Minister for Finance and Planning, Dr Philip Mpango

It is government budgeting season again in the East African Community (EAC) nations for the 2020/21 financial year, which officially commences on July 1, 2020.
In the case of Tanzania, the minister for Finance and Planning, Dr Philip Mpango, kicked off the budgeting programme by briefing Parliament in the nation’s capital Dodoma on March 11 this year.
In the event, the minister presented in the National Assembly the government’s development plan and budget framework for the forthcoming financial year. These included – but were by no means limited to – the 2020/21 budgetary estimates of income (public revenues) and expenditures.  Totalling Sh34.88 trillion in all, the 2020/21 government budget translates into a five-percent increase from the Sh33.1 trillion, which was approved for the current financial year that ends on June 30, 2020.

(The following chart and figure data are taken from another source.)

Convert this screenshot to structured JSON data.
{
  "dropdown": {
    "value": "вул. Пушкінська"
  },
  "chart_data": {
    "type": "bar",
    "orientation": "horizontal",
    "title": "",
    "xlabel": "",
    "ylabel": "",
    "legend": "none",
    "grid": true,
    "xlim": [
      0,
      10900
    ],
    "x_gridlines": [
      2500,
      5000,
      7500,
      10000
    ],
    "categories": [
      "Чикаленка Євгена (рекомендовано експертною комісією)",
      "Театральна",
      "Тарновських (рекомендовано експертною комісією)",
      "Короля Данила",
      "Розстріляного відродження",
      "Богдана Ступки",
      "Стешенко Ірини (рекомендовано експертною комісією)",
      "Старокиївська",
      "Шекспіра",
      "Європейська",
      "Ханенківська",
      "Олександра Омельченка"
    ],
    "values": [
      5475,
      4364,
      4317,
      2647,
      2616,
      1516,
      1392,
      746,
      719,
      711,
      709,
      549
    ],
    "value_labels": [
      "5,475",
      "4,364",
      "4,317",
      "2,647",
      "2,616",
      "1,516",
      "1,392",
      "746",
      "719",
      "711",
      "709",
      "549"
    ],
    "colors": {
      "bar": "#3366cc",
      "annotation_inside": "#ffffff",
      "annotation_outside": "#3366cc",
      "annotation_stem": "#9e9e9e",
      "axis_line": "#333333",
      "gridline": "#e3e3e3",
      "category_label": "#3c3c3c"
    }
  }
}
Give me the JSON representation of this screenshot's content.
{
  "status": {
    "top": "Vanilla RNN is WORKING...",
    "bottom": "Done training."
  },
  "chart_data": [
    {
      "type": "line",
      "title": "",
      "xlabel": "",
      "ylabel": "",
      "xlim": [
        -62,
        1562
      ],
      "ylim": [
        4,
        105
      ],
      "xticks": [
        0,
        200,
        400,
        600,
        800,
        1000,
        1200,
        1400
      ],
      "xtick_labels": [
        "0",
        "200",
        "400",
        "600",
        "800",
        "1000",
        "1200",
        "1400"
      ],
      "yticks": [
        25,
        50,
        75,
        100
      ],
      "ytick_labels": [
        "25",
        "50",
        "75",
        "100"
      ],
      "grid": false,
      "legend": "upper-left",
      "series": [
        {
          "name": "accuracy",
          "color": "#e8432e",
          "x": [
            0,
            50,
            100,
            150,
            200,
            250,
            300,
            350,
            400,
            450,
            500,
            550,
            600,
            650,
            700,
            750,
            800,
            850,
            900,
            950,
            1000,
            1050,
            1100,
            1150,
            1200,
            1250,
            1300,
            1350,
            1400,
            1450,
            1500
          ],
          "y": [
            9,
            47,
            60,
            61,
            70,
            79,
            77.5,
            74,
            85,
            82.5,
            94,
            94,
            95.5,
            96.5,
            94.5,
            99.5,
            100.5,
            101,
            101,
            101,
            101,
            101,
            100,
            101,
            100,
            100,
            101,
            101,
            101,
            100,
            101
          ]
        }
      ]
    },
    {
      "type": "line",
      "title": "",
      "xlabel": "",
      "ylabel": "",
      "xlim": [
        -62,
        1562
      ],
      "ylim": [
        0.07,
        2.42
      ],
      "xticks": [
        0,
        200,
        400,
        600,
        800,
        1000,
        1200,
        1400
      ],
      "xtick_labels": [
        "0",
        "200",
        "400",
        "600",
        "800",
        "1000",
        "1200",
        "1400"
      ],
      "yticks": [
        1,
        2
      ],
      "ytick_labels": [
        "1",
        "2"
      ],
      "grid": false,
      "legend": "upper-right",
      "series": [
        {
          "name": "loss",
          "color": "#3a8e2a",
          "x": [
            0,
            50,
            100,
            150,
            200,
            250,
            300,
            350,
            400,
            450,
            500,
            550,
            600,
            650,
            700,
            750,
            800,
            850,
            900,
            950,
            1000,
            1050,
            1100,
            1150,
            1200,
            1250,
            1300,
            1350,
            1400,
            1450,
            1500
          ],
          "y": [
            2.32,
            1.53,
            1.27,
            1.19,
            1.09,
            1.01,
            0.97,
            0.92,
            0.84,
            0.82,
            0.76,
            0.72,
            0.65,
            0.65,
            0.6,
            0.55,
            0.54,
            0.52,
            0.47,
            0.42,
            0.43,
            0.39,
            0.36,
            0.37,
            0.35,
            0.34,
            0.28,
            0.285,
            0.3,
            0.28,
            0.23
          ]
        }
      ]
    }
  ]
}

According to  Dr Mpango – the minister’s real name; no pun intended – a goodly 37 per cent (Sh12.9 trillion) of the total budget for the coming financial year will be development expenditure in priority areas basically involving infrastructure development and industrialisation, as well as improvement of social products and services delivery.
Development projects here include the standard gauge railway (SGR) in the country’s central transport corridor, and the Nyerere hydropower project at the Stiegler’s Gorge along Rufiji River.  This is not forgetting development projects  in Education; Health; Water, etc., which were pledged by CCM in its 2015 election campaign manifesto now that this is another election year!
The other 63 per cent of the budget – Sh21.98 trillion – will be directed to recurrent expenditure ranging from public salaries to national debt repayments.
Generally speaking, increases in succeeding annual budgets – prudent though they may seem – more often than not just ‘takes care’ of inflationary pressures and currency value fluctuations from year to fiscal year, rather than finance actual development/recurrent expenditures on the ground.

Prepare budgets that are implementable
 Secondly, past experience has persistently shown that not all the funds that are budgeted by the government are disbursed in time and/or in full as ‘allocated’ in the budget books.
This is largely on account of the fact that domestic revenues rarely (if ever) meet the collection targets that are set in good faith in the first place.  As if that were not awkward enough, this shortcoming is compounded by the double whammy that the funds which are pledged by our partners-in-development – both bilateral and multilateral development partners – in the form of annual budgetary support are not always received in full and/or on time as pledged.
From the foregoing, it becomes obvious that a gazillion hurdles still remain in the government budgeting stakes. This is more so in the area of budget implementation.
As we noted in our edition of January 3, 2020, for example, the national budgetary expenditure for the 2018/19 financial year was implemented by a relatively measly 68 percent. This was according to the central Bank of Tanzania’s annual report for the year to June 30, 2019.
No! We must find ways and means of fully implementing our budgets -- starting by routinely preparing realistic, implementable budgets.